The p-value then calculates how likely we’d see this t-statistic if no true difference existed. If p < 0.05, we reject the null hypothesis.

There’s two different t-tests we’ll illustrate today. - One-sample: Compares data to a fixed number - Two-sample: Compares two datasets to each other.

One-Sample t-test

Our dataset only includes ridings within the Greater Toronto Area (GTA) - but more than half of the ridings exist in the rest of Ontario. In the 2025 election, the Conservatives won 43% of the vote - does the average vote share for Conservatives in the GTA vary from Ontario in full?

party_var = 'cons_pct'
total_party_vote = 43

sample_data = df[party_var]
t_stat, p_value = stats.ttest_1samp(sample_data, popmean=total_party_vote)

print(f"t-statistic: {t_stat:.2f}, p-value: {p_value:.4f}")
print("Significantly different!" if p_value < 0.05 else "No significant difference.")
t-statistic: 0.76, p-value: 0.4497
No significant difference.
plt.figure(figsize=(8, 4))
plt.hist(sample_data, bins=15, color='skyblue', edgecolor='black', alpha=0.7)
plt.axvline(total_party_vote, color='red', linestyle='--', label=f'Vote share in full election ({total_party_vote}%)')
plt.xlabel('Vote %')
plt.ylabel('Frequency')
plt.legend()
plt.show()

Two-Sample t-test

We’ve talked a lot about immigrant ridings as a whole, but we can also examine different subsets of them. For example: Do high-immigrant ridings vote differently than low-immigrant ridings?

census_var = 'num_imm_tot'
party_var = 'cons_pct'

# Split data into two groups (median split)
median_data = df[census_var].median()
high_data = df[df[census_var] > median_data][party_var]
low_data = df[df[census_var] <= median_data][party_var]

# Independent t-test
t_stat, p_value = stats.ttest_ind(high_data, low_data)

print(f"t-statistic: {t_stat:.2f}, p-value: {p_value:.4f}")
print("Significantly different!" if p_value < 0.05 else "No significant difference.")
t-statistic: 2.52, p-value: 0.0149
Significantly different!
plt.figure(figsize=(8, 4))
plt.hist(high_data, bins=15, alpha=0.5, label=f'High-{census_var} ridings')
plt.hist(low_data, bins=15, alpha=0.5, label=f'Low-{census_var} ridings')
plt.xlabel('Vote %')
plt.ylabel('Frequency')
plt.legend()
plt.show()

Finally, substitute out the census and party variables for different versions and run this analysis. Assess whether there are significant differences in the new hypothesis that you are testing.

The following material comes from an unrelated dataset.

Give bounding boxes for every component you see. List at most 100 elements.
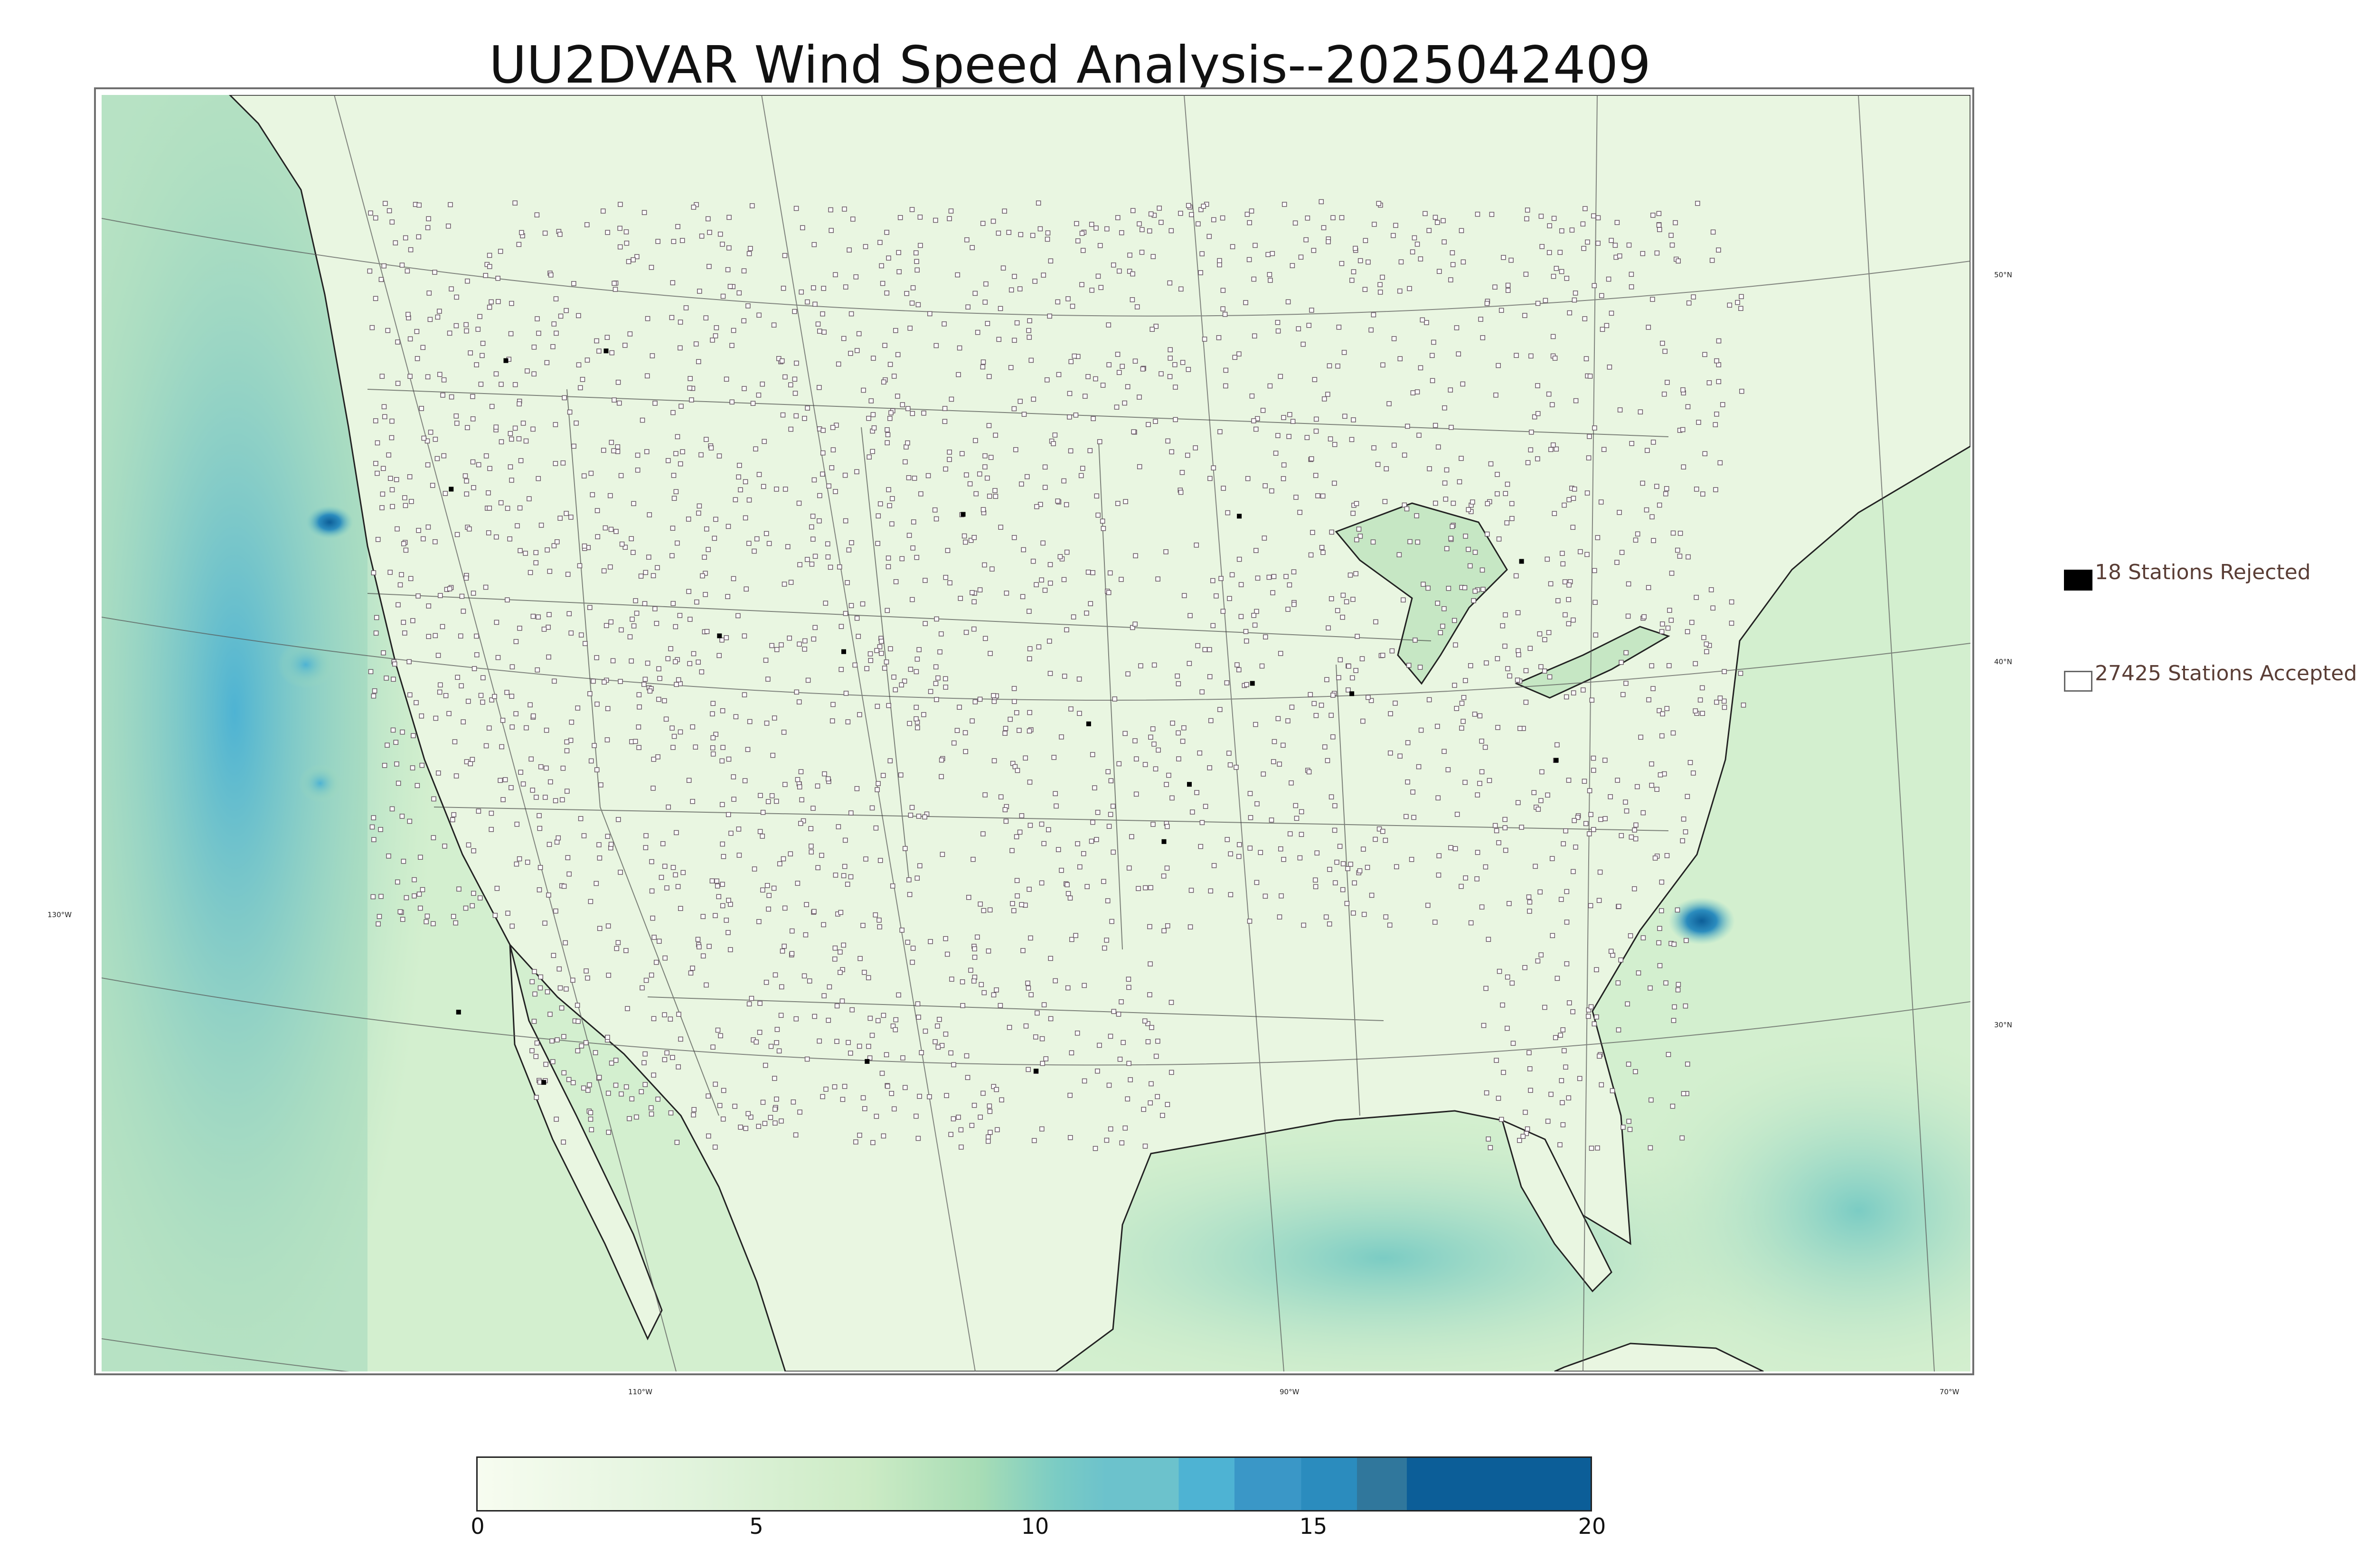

As previously noted, it is less common to perform statistical analysis using spreadsheet software. However, some options are available. For example:

  • You can use the =T.TEST function in Excel and Google Sheets to return the p-value for a two-sample t-test (note that it will only return the p-value, not the t-statistic).

  • For a one-sample t-test, you can calculate the p-value and t-statistic manually. This video tutorial provides an example of how to do this.

  • If you are using the Data Analysis Toolpak add-in in Excel, you can run both one-sample or two-sample t-tests using the add-in features.